An analysis of the rhizosphere by comparative metagenomics holds the promise to reveal several important questions regarding the unculturable fraction of the rhizosphere community. For one, it could expose what actually constitutes this fraction from a comparison of metagenomic DNA isolated directly from rhizosphere to DNA isolated from all the colonies forming on solid media after plating from that same rhizosphere (i.e. the culturable fraction). One could expect a phylogenetic analysis of these two libraries to show differences, based on previous observations (e.g. Sliwinski and Goodman 2004; Costa et al. 2006b), and with large-scale DNA sequencing of both libraries, a start could be made to contrast the genetic diversity of the two populations. Furthermore, by comparison of the functions enriched for in a library from rhizosphere soil versus one from bulk soil, the degree of the selection in each of the compartments for particular microbial activities, specifically those with PGPR relevance, can be estimated. A shotgun sequencing approach for unlocking the unculturable diversity of rhizosphere bacteria, including PGPR, has not yet been reported. Recently, a study was published (Erkel et al. 2006), describing the use of metagenomic sequencing to reconstruct the 3.18-Mbp genome of rice cluster I (RC-I) Archaea with origin in the rice rhizosphere. DNA for the shotgun library was isolated from a methanogenic enrichment culture using rice paddy soil as an inoculum. While RC-I Archaea do not necessarily qualify as PGPR, the study shows that shotgun sequencing in combination with a prior enrichment strategy towards an originally complex rhizosphere population allows the metagenomic analysis of rhizobacteria with a particular function of interest.

Conclusions

In summary, the tools of metagenomics offer many openings into a broadened view of the rhizosphere in general and of PGPR and their activities in particular.
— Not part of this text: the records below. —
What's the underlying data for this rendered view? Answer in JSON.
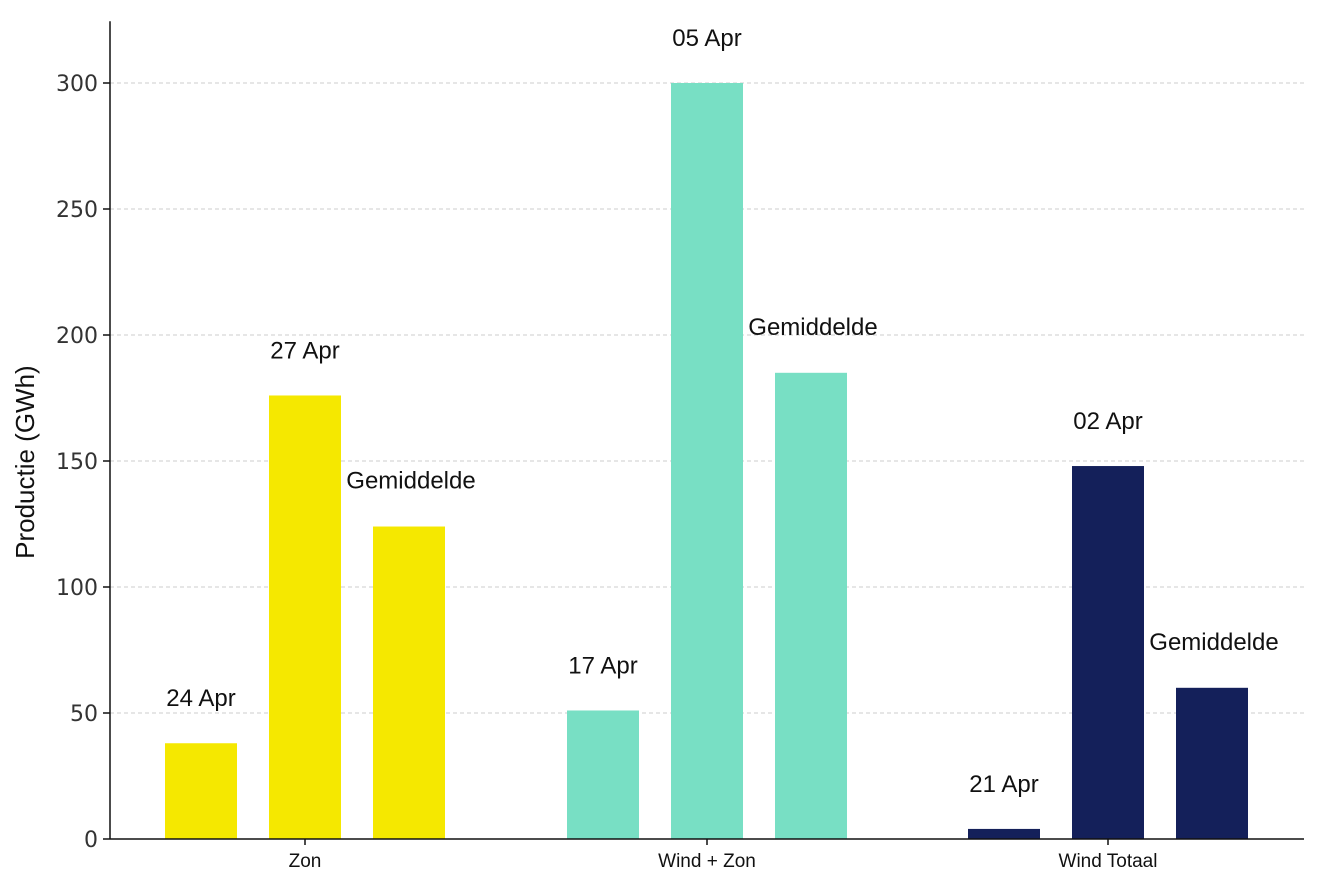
{
  "chart_data": {
    "type": "bar",
    "title": "",
    "xlabel": "",
    "ylabel": "Productie (GWh)",
    "ylim": [
      0,
      315
    ],
    "yticks": [
      0,
      50,
      100,
      150,
      200,
      250,
      300
    ],
    "grid": true,
    "legend": "none",
    "categories": [
      {
        "name": "Zon",
        "color": "#f5e800",
        "bars": [
          {
            "label": "24 Apr",
            "value": 38
          },
          {
            "label": "27 Apr",
            "value": 176
          },
          {
            "label": "Gemiddelde",
            "value": 124
          }
        ]
      },
      {
        "name": "Wind + Zon",
        "color": "#78dfc4",
        "bars": [
          {
            "label": "17 Apr",
            "value": 51
          },
          {
            "label": "05 Apr",
            "value": 300
          },
          {
            "label": "Gemiddelde",
            "value": 185
          }
        ]
      },
      {
        "name": "Wind Totaal",
        "color": "#14205a",
        "bars": [
          {
            "label": "21 Apr",
            "value": 4
          },
          {
            "label": "02 Apr",
            "value": 148
          },
          {
            "label": "Gemiddelde",
            "value": 60
          }
        ]
      }
    ]
  }
}
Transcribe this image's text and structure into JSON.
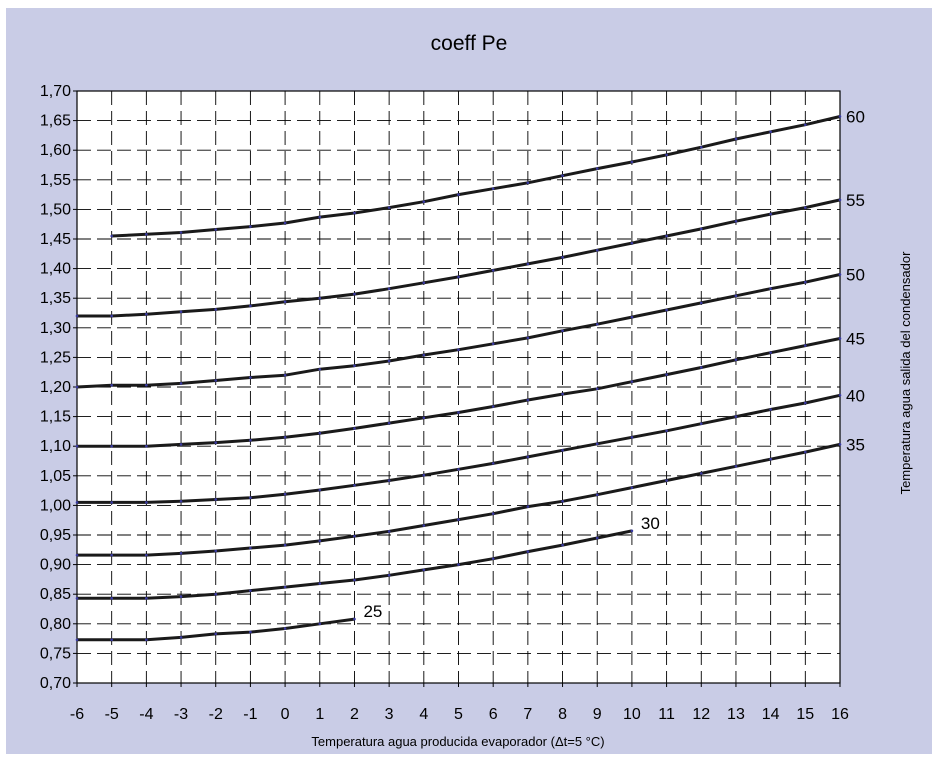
{
  "chart_data": {
    "type": "line",
    "title": "coeff Pe",
    "xlabel": "Temperatura agua producida evaporador (Δt=5 °C)",
    "ylabel": "",
    "right_ylabel": "Temperatura agua salida del condensador",
    "xlim": [
      -6,
      16
    ],
    "ylim": [
      0.7,
      1.7
    ],
    "x_ticks": [
      "-6",
      "-5",
      "-4",
      "-3",
      "-2",
      "-1",
      "0",
      "1",
      "2",
      "3",
      "4",
      "5",
      "6",
      "7",
      "8",
      "9",
      "10",
      "11",
      "12",
      "13",
      "14",
      "15",
      "16"
    ],
    "y_ticks": [
      "1,70",
      "1,65",
      "1,60",
      "1,55",
      "1,50",
      "1,45",
      "1,40",
      "1,35",
      "1,30",
      "1,25",
      "1,20",
      "1,15",
      "1,10",
      "1,05",
      "1,00",
      "0,95",
      "0,90",
      "0,85",
      "0,80",
      "0,75",
      "0,70"
    ],
    "grid": "dashed",
    "series": [
      {
        "name": "60",
        "x": [
          -5,
          -4,
          -3,
          -2,
          -1,
          0,
          1,
          2,
          3,
          4,
          5,
          6,
          7,
          8,
          9,
          10,
          11,
          12,
          13,
          14,
          15,
          16
        ],
        "y": [
          1.455,
          1.458,
          1.461,
          1.466,
          1.471,
          1.477,
          1.487,
          1.494,
          1.503,
          1.513,
          1.525,
          1.535,
          1.545,
          1.557,
          1.569,
          1.58,
          1.592,
          1.605,
          1.619,
          1.631,
          1.643,
          1.657
        ]
      },
      {
        "name": "55",
        "x": [
          -6,
          -5,
          -4,
          -3,
          -2,
          -1,
          0,
          1,
          2,
          3,
          4,
          5,
          6,
          7,
          8,
          9,
          10,
          11,
          12,
          13,
          14,
          15,
          16
        ],
        "y": [
          1.32,
          1.32,
          1.323,
          1.327,
          1.331,
          1.337,
          1.344,
          1.35,
          1.357,
          1.366,
          1.376,
          1.386,
          1.397,
          1.408,
          1.419,
          1.431,
          1.443,
          1.455,
          1.467,
          1.48,
          1.492,
          1.503,
          1.516
        ]
      },
      {
        "name": "50",
        "x": [
          -6,
          -5,
          -4,
          -3,
          -2,
          -1,
          0,
          1,
          2,
          3,
          4,
          5,
          6,
          7,
          8,
          9,
          10,
          11,
          12,
          13,
          14,
          15,
          16
        ],
        "y": [
          1.2,
          1.203,
          1.203,
          1.206,
          1.211,
          1.216,
          1.22,
          1.23,
          1.236,
          1.244,
          1.254,
          1.263,
          1.273,
          1.283,
          1.295,
          1.306,
          1.318,
          1.33,
          1.342,
          1.354,
          1.366,
          1.377,
          1.39
        ]
      },
      {
        "name": "45",
        "x": [
          -6,
          -5,
          -4,
          -3,
          -2,
          -1,
          0,
          1,
          2,
          3,
          4,
          5,
          6,
          7,
          8,
          9,
          10,
          11,
          12,
          13,
          14,
          15,
          16
        ],
        "y": [
          1.1,
          1.1,
          1.1,
          1.103,
          1.106,
          1.11,
          1.115,
          1.122,
          1.13,
          1.139,
          1.148,
          1.157,
          1.167,
          1.178,
          1.188,
          1.197,
          1.209,
          1.221,
          1.233,
          1.246,
          1.258,
          1.27,
          1.282
        ]
      },
      {
        "name": "40",
        "x": [
          -6,
          -5,
          -4,
          -3,
          -2,
          -1,
          0,
          1,
          2,
          3,
          4,
          5,
          6,
          7,
          8,
          9,
          10,
          11,
          12,
          13,
          14,
          15,
          16
        ],
        "y": [
          1.005,
          1.005,
          1.005,
          1.007,
          1.01,
          1.013,
          1.019,
          1.026,
          1.034,
          1.042,
          1.051,
          1.061,
          1.071,
          1.082,
          1.093,
          1.104,
          1.115,
          1.126,
          1.138,
          1.15,
          1.162,
          1.173,
          1.186
        ]
      },
      {
        "name": "35",
        "x": [
          -6,
          -5,
          -4,
          -3,
          -2,
          -1,
          0,
          1,
          2,
          3,
          4,
          5,
          6,
          7,
          8,
          9,
          10,
          11,
          12,
          13,
          14,
          15,
          16
        ],
        "y": [
          0.916,
          0.916,
          0.916,
          0.919,
          0.923,
          0.928,
          0.933,
          0.94,
          0.948,
          0.956,
          0.966,
          0.976,
          0.986,
          0.998,
          1.007,
          1.018,
          1.03,
          1.042,
          1.054,
          1.066,
          1.078,
          1.09,
          1.103
        ]
      },
      {
        "name": "30",
        "x": [
          -6,
          -5,
          -4,
          -3,
          -2,
          -1,
          0,
          1,
          2,
          3,
          4,
          5,
          6,
          7,
          8,
          9,
          10
        ],
        "y": [
          0.843,
          0.843,
          0.843,
          0.846,
          0.85,
          0.856,
          0.862,
          0.868,
          0.874,
          0.882,
          0.891,
          0.9,
          0.91,
          0.922,
          0.933,
          0.945,
          0.957
        ]
      },
      {
        "name": "25",
        "x": [
          -6,
          -5,
          -4,
          -3,
          -2,
          -1,
          0,
          1,
          2
        ],
        "y": [
          0.773,
          0.773,
          0.773,
          0.777,
          0.783,
          0.786,
          0.792,
          0.8,
          0.808
        ]
      }
    ]
  }
}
Several existing assays for PGPR activity have been listed here and proposed to have immediate utility for the screening of large-insert DNA libraries for gain-of-function phenotypes. The discovery of novel PGPR activities, either by functional screening or based on DNA sequence information, will add enormously to our understanding of the mechanistic variation that exists in PGPR phenotypes. It will also benefit our ability to improve existing PGPR, by adding to the pool of exploitable PGPR genes and utilization of this pool to develop PGPRs with enhanced performance (Downing and Thomson 2000; Glick and Bashan 1997; Holguin and Glick 2003; Timms-Wilson et al. 2004). The use of metagenomics in parallel with established or novel molecular approaches to the study of PGPR, such as genome sequencing of new PGPR isolates (Jeong et al. 2006) and transcriptional profiling of PGPR (Mark et al. 2005; Wang et al. 2005) will undoubtedly lead to the discovery of novel mechanisms of PGPR activity, new types of PGPR identity and a fresh look on the biology and practical application of PGPR.